Dividing by -27 undoes the multiplication by -27.

x^{2}+\frac{11}{9}x=-\frac{126}{-27}

Reduce the fraction \frac{-33}{-27} to lowest terms by extracting and canceling out 3.

x^{2}+\frac{11}{9}x=\frac{14}{3}

Reduce the fraction \frac{-126}{-27} to lowest terms by extracting and canceling out 9.

x^{2}+\frac{11}{9}x+\left(\frac{11}{18}\right)^{2}=\frac{14}{3}+\left(\frac{11}{18}\right)^{2}

Divide \frac{11}{9}, the coefficient of the x term, by 2 to get \frac{11}{18}. Then add the square of \frac{11}{18} to both sides of the equation.

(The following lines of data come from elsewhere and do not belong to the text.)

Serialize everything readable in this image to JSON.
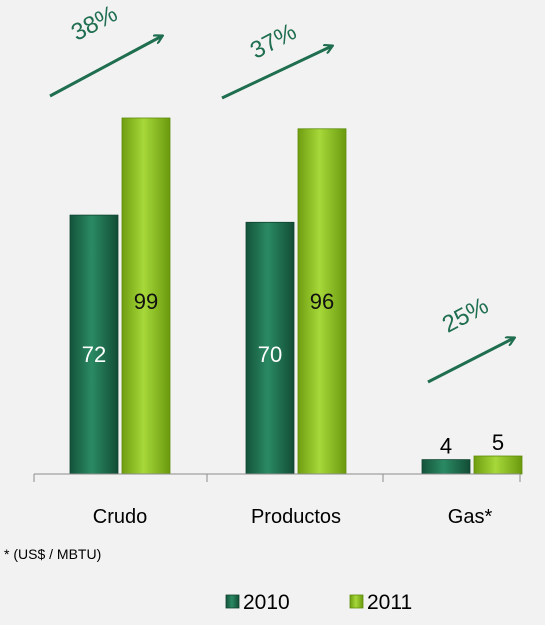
{
  "chart_data": {
    "type": "bar",
    "categories": [
      "Crudo",
      "Productos",
      "Gas*"
    ],
    "series": [
      {
        "name": "2010",
        "values": [
          72,
          70,
          4
        ],
        "color": "#1e6e4f"
      },
      {
        "name": "2011",
        "values": [
          99,
          96,
          5
        ],
        "color": "#8dc21f"
      }
    ],
    "growth_labels": [
      "38%",
      "37%",
      "25%"
    ],
    "footnote": "* (US$ / MBTU)",
    "ylim": [
      0,
      100
    ],
    "grid": false,
    "legend_position": "bottom",
    "arrow_color": "#1e6e4f"
  }
}
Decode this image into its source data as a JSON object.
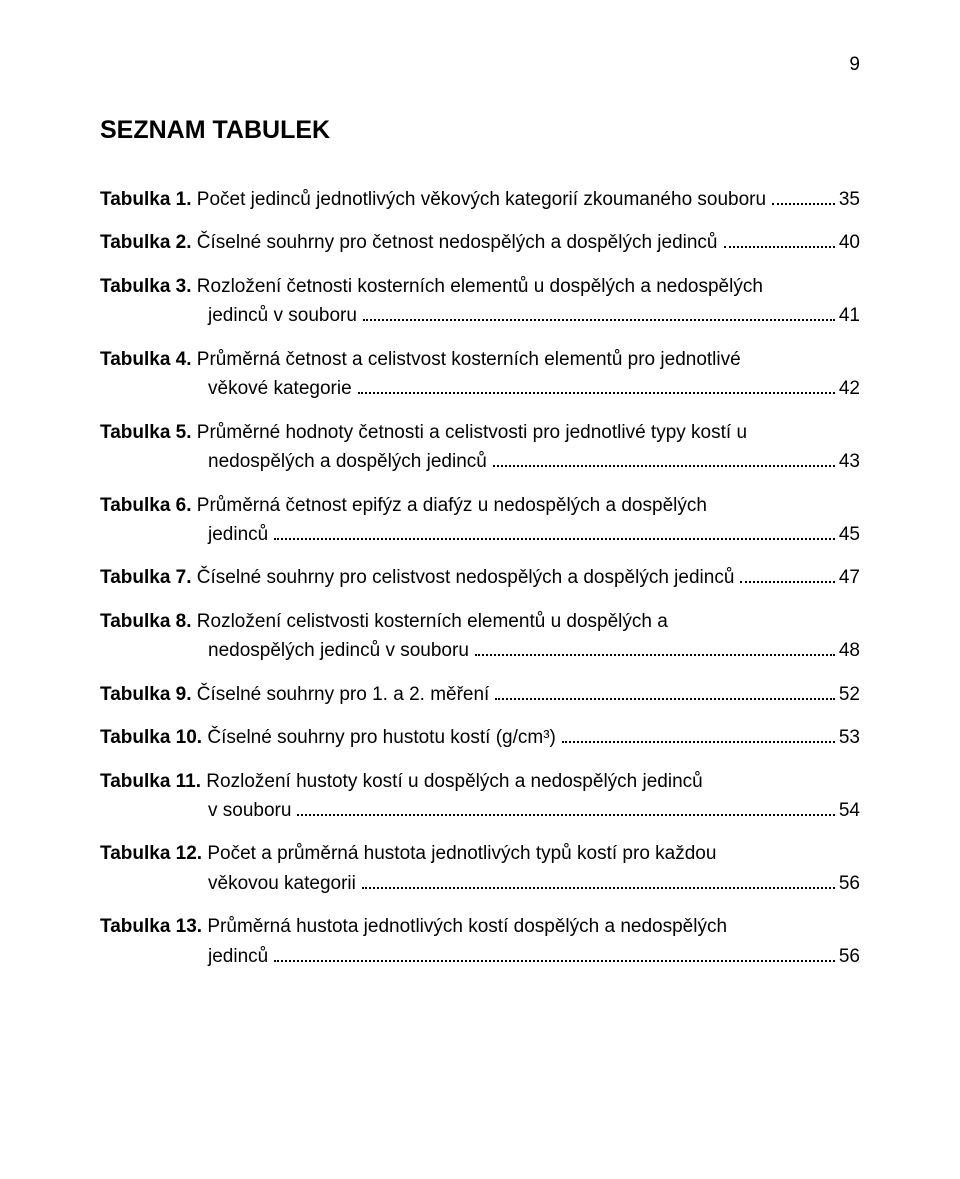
{
  "page_number": "9",
  "title": "SEZNAM TABULEK",
  "entries": [
    {
      "label": "Tabulka 1.",
      "text_head": "",
      "text_tail": "Počet jedinců jednotlivých věkových kategorií zkoumaného souboru",
      "page": "35"
    },
    {
      "label": "Tabulka 2.",
      "text_head": "",
      "text_tail": "Číselné souhrny pro četnost nedospělých a dospělých jedinců",
      "page": "40"
    },
    {
      "label": "Tabulka 3.",
      "text_head": "Rozložení četnosti kosterních elementů u dospělých a nedospělých",
      "text_tail": "jedinců v souboru",
      "page": "41",
      "indent_tail": true
    },
    {
      "label": "Tabulka 4.",
      "text_head": "Průměrná četnost a celistvost kosterních elementů pro jednotlivé",
      "text_tail": "věkové kategorie",
      "page": "42",
      "indent_tail": true
    },
    {
      "label": "Tabulka 5.",
      "text_head": "Průměrné hodnoty četnosti a celistvosti pro jednotlivé typy kostí u",
      "text_tail": "nedospělých a dospělých jedinců",
      "page": "43",
      "indent_tail": true
    },
    {
      "label": "Tabulka 6.",
      "text_head": "Průměrná četnost epifýz a diafýz u nedospělých a dospělých",
      "text_tail": "jedinců",
      "page": "45",
      "indent_tail": true
    },
    {
      "label": "Tabulka 7.",
      "text_head": "",
      "text_tail": "Číselné souhrny pro celistvost nedospělých a dospělých jedinců",
      "page": "47"
    },
    {
      "label": "Tabulka 8.",
      "text_head": "Rozložení celistvosti kosterních elementů u dospělých a",
      "text_tail": "nedospělých jedinců v souboru",
      "page": "48",
      "indent_tail": true
    },
    {
      "label": "Tabulka 9.",
      "text_head": "",
      "text_tail": "Číselné souhrny pro 1. a 2. měření",
      "page": "52"
    },
    {
      "label": "Tabulka 10.",
      "text_head": "",
      "text_tail": "Číselné souhrny pro hustotu kostí (g/cm³)",
      "page": "53"
    },
    {
      "label": "Tabulka 11.",
      "text_head": "Rozložení hustoty kostí u dospělých a nedospělých jedinců",
      "text_tail": "v souboru",
      "page": "54",
      "indent_tail": true
    },
    {
      "label": "Tabulka 12.",
      "text_head": "Počet a průměrná hustota jednotlivých typů kostí pro každou",
      "text_tail": "věkovou kategorii",
      "page": "56",
      "indent_tail": true
    },
    {
      "label": "Tabulka 13.",
      "text_head": "Průměrná hustota jednotlivých kostí dospělých a nedospělých",
      "text_tail": "jedinců",
      "page": "56",
      "indent_tail": true
    }
  ]
}
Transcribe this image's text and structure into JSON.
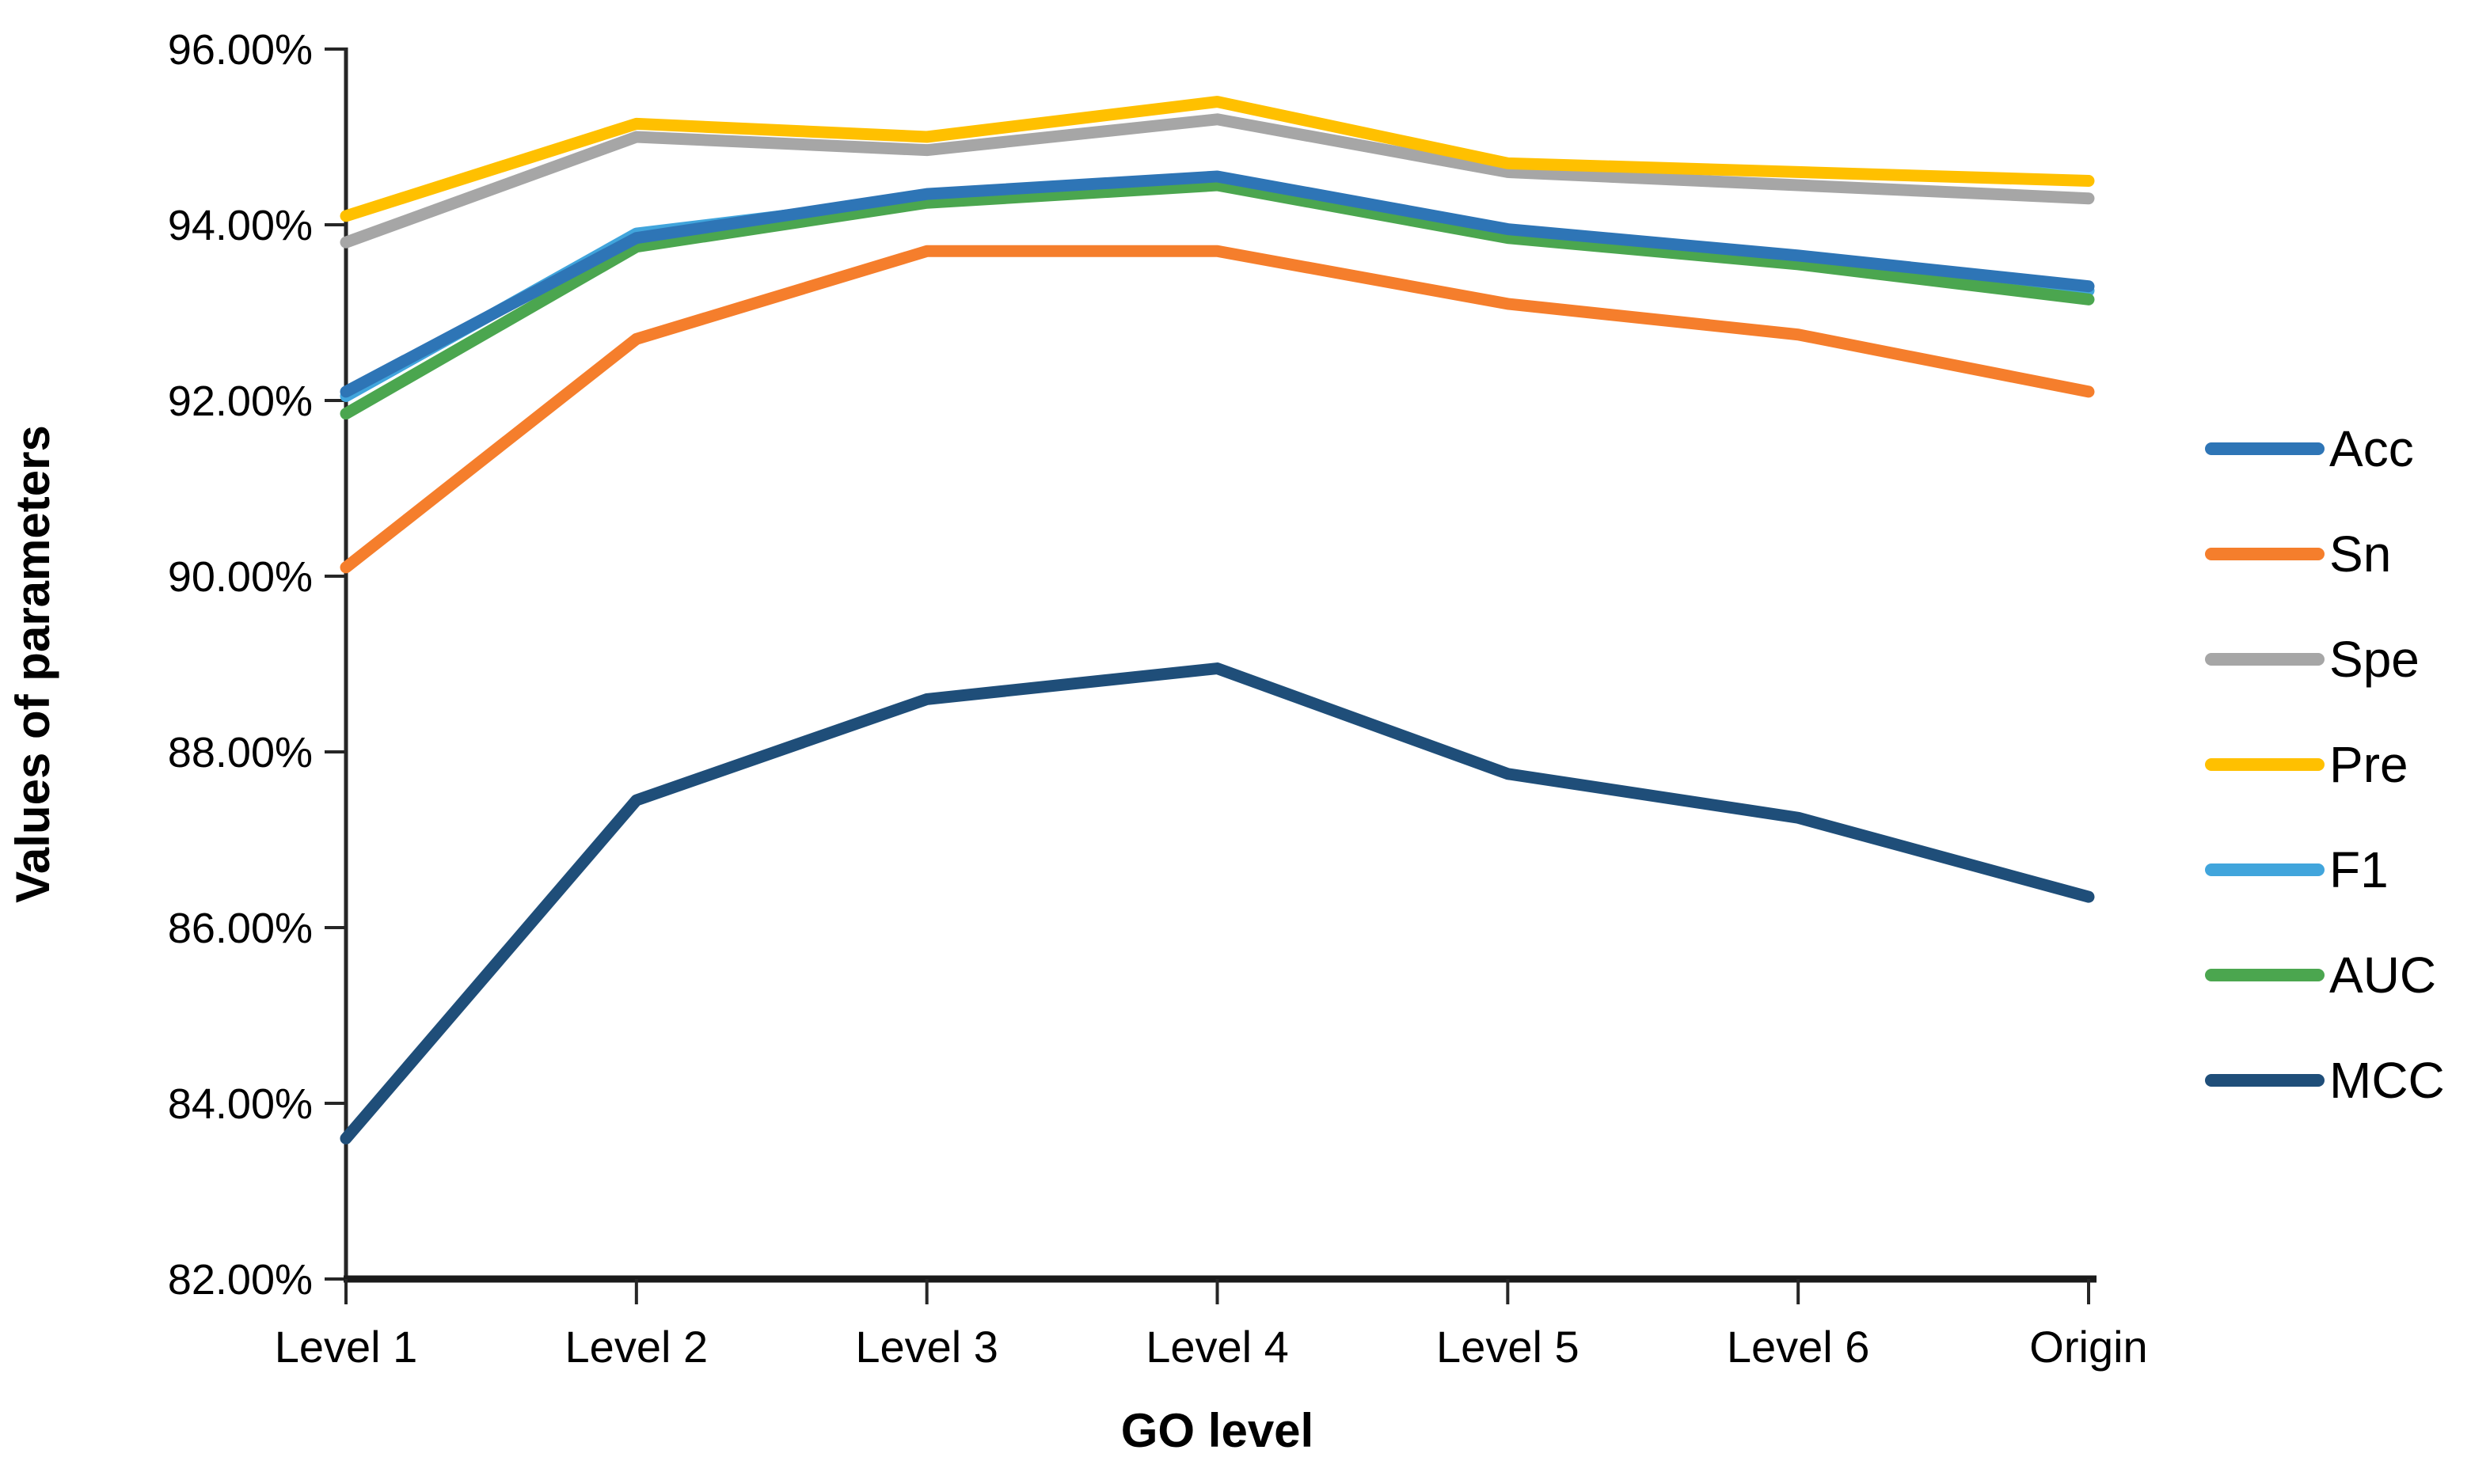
{
  "chart_data": {
    "type": "line",
    "title": "",
    "xlabel": "GO level",
    "ylabel": "Values of parameters",
    "categories": [
      "Level 1",
      "Level 2",
      "Level 3",
      "Level 4",
      "Level 5",
      "Level 6",
      "Origin"
    ],
    "series": [
      {
        "name": "Acc",
        "color": "#2E75B6",
        "values": [
          92.1,
          93.85,
          94.35,
          94.55,
          93.95,
          93.65,
          93.3
        ]
      },
      {
        "name": "Sn",
        "color": "#F57E2C",
        "values": [
          90.1,
          92.7,
          93.7,
          93.7,
          93.1,
          92.75,
          92.1
        ]
      },
      {
        "name": "Spe",
        "color": "#A6A6A6",
        "values": [
          93.8,
          95.0,
          94.85,
          95.2,
          94.6,
          94.45,
          94.3
        ]
      },
      {
        "name": "Pre",
        "color": "#FFC000",
        "values": [
          94.1,
          95.15,
          95.0,
          95.4,
          94.7,
          94.6,
          94.5
        ]
      },
      {
        "name": "F1",
        "color": "#41A5DC",
        "values": [
          92.05,
          93.9,
          94.3,
          94.52,
          93.9,
          93.6,
          93.25
        ]
      },
      {
        "name": "AUC",
        "color": "#4BA64F",
        "values": [
          91.85,
          93.75,
          94.25,
          94.45,
          93.85,
          93.55,
          93.15
        ]
      },
      {
        "name": "MCC",
        "color": "#1F4E79",
        "values": [
          83.6,
          87.45,
          88.6,
          88.95,
          87.75,
          87.25,
          86.35
        ]
      }
    ],
    "y_axis": {
      "min": 82,
      "max": 96,
      "step": 2,
      "tick_labels": [
        "96.00%",
        "94.00%",
        "92.00%",
        "90.00%",
        "88.00%",
        "86.00%",
        "84.00%",
        "82.00%"
      ]
    },
    "legend": {
      "position": "right"
    },
    "grid": false,
    "z_order": [
      "Sn",
      "Spe",
      "Pre",
      "F1",
      "AUC",
      "Acc",
      "MCC"
    ]
  },
  "colors": {
    "axis": "#262626",
    "text": "#000000",
    "background": "#FFFFFF"
  }
}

This step makes the left hand side of the equation a perfect square.

x^{2}+\frac{11}{9}x+\frac{121}{324}=\frac{14}{3}+\frac{121}{324}

Square \frac{11}{18} by squaring both the numerator and the denominator of the fraction.

x^{2}+\frac{11}{9}x+\frac{121}{324}=\frac{1633}{324}

Add \frac{14}{3} to \frac{121}{324} by finding a common denominator and adding the numerators. Then reduce the fraction to lowest terms if possible.

\left(x+\frac{11}{18}\right)^{2}=\frac{1633}{324}

Factor x^{2}+\frac{11}{9}x+\frac{121}{324}. In general, when x^{2}+bx+c is a perfect square, it can always be factored as \left(x+\frac{b}{2}\right)^{2}.

\sqrt{\left(x+\frac{11}{18}\right)^{2}}=\sqrt{\frac{1633}{324}}

Take the square root of both sides of the equation.

x+\frac{11}{18}=\frac{\sqrt{1633}}{18} x+\frac{11}{18}=-\frac{\sqrt{1633}}{18}

Simplify.

x=\frac{\sqrt{1633}-11}{18} x=\frac{-\sqrt{1633}-11}{18}

Subtract \frac{11}{18} from both sides of the equation.